Any heist game would have to stand up to Payday, the gold standard of its genre. Den of Wolves faces similar scrutiny, but with an aggravating circumstance: It’s spearheaded by Ulf Andersson and Simon Viklund—key players in the first installments of the Payday franchise.
Andersson and Viklund—former creative director and composer for the first two Payday games—co-founded Swedish studio 10 Chambers in 2015. After releasing its unforgiving debut title GTFO, the company went back to heist territory by presenting Den of Wolves.
While Viklund doesn’t mind comparisons between Den of Wolves and Payday, the commonalities can be “a double-edged sword,” he told Dot Esports during a 10 Chambers press tour, with the studio paying for travel expenses.
“We can’t get away from that [comparison], of course, because we worked on Payday: The Heist and Payday 2,” Viklund said. “So it’s just something we have to accept.”
Despite that shared DNA, 10 Chambers is “certainly not making, like, a spiritual successor to Payday,” he said. The studio is making something different and “sort of breaking the mold a little bit” by creating a new environment from scratch, without the need to adhere to storylines, tenets, or conventions from preexisting franchises or universes.
Den of Wolves introduces a fictional, futuristic setting, slashing some of its limitations by having to exist within the confines of established IPs, locations, and even technology. It’s a different universe, with a lot more freedom to roam and the liberty to focus on other aspects—for instance, corporate rivalries, technology, rampant technology, industrial espionage, and how these can help redefine what a heist is.

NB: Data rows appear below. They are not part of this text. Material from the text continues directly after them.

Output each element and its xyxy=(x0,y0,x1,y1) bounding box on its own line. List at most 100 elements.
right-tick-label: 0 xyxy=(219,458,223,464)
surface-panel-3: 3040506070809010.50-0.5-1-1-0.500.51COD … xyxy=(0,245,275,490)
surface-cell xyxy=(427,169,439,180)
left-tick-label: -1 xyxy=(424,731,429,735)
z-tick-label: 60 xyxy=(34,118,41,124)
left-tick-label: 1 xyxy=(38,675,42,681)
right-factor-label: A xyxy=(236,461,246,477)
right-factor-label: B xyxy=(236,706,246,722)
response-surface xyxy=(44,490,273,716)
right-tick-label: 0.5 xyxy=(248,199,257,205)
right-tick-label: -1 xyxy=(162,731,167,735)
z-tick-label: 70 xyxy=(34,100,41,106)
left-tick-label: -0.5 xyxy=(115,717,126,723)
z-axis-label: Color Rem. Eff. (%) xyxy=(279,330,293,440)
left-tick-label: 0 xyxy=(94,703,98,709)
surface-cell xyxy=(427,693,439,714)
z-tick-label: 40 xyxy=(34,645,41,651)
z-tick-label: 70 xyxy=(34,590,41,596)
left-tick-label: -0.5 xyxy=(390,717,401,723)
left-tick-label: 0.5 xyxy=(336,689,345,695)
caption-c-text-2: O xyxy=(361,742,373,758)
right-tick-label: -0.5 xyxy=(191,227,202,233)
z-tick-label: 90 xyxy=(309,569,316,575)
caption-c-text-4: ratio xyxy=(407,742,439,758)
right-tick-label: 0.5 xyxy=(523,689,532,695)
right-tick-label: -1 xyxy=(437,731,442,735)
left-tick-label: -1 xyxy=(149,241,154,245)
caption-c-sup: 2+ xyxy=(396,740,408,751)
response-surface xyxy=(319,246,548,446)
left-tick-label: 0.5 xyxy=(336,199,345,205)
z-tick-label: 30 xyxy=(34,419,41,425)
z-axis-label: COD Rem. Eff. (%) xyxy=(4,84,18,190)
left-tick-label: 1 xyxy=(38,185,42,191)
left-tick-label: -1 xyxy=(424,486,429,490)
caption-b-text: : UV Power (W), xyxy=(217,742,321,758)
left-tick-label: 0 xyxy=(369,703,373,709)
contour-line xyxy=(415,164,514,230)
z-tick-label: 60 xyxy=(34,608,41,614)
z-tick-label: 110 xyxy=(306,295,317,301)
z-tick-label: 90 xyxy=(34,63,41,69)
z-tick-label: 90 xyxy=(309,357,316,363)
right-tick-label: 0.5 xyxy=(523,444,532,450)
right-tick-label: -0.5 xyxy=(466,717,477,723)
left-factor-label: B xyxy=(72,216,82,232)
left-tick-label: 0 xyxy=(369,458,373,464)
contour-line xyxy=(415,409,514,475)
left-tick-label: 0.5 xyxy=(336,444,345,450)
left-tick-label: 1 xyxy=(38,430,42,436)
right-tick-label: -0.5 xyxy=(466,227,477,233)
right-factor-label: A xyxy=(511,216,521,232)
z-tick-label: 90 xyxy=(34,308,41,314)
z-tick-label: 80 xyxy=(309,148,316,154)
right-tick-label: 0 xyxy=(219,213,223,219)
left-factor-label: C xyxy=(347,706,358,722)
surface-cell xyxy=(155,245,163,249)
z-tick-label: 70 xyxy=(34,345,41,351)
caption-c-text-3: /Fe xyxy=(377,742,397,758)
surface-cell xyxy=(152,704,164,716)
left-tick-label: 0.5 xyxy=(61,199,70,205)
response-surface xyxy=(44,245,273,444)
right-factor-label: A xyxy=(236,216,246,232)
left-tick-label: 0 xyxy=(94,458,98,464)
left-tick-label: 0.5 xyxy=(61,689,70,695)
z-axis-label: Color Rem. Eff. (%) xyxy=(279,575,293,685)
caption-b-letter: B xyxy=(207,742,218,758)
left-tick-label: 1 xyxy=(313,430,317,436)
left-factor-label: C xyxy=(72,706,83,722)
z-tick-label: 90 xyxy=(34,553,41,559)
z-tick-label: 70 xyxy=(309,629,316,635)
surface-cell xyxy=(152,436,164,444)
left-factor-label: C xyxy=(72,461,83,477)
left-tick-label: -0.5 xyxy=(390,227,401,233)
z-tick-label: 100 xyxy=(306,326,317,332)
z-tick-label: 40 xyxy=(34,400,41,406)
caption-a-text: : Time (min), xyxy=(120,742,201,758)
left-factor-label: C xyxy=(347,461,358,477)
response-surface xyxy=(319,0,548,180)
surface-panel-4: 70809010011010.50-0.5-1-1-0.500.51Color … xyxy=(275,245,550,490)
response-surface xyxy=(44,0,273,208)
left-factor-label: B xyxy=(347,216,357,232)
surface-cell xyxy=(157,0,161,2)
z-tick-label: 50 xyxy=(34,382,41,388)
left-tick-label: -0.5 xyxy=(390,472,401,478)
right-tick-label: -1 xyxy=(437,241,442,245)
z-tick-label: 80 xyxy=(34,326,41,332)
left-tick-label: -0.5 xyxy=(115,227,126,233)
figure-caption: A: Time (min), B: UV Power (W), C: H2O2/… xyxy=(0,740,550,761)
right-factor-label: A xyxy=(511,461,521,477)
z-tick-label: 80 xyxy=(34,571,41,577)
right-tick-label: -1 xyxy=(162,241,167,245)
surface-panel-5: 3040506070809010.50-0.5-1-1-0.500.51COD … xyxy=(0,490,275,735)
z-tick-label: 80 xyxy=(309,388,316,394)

It will also bring a different pacing, experimenting with the waxing and waning action that’s already seen in GTFO. The hardcore shooter gives you a frantic firefight in one room and reverts to stealth in the next one, giving players room to catch their breaths and letting emotions ebb and flow throughout a mission.
Ultimately, Den of Wolves is tailored for people who like co-op FPS games, whether they played Payday or not—though Viklund thinks Payday fans will enjoy the new game.
The studio isn’t shying away from drawing on its past experience with the famed heist franchise, though. Quite the contrary: the developer has used “Back on that heist shit” as a catchphrase in the build-up to Den of Wolves’ release. The quote stems from an NME interview in 2022, and it’s become part of the 10 Chambers uniform—figuratively and literally—since.
“We’re baiting for the comparison, really, when we’re doing stuff like this,” he said in our interview, wearing a shirt that had the motto embroidered on its pocket. Drawing back to their work in the Payday franchise works as its own “seal of approval or a proof that we can handle that type of a game,” according to Viklund, “so maybe you should be interested in whatever we have to do.”
The similarities and differences between the two titles don’t mean they will exist separately or in a vacuum. Viklund thinks Starbreeze has been doing a good job by giving players more of Payday with the newest game on the franchise—and that can lead to some competition down the road.
Payday 3 will be “alive and kicking” by the time Den of Wolves releases, he acknowledged. “If they’re good, we need to be as good or better, and it’s good competition”—even though there are plenty of differences between the two.
“We just hope that [difference] appeals to people, regardless of obviously whether they play Payday or not. But it is gonna be a game for people who play first-person shooter co-op games,” he added.
Though it premiered at The Game Awards last night, Den of Wolves doesn’t have a set release date yet, and the team is cautious about announcing any timetables. Unlike its predecessor, 10 Chambers’ next game will launch on consoles, but only after the team nails the PC version.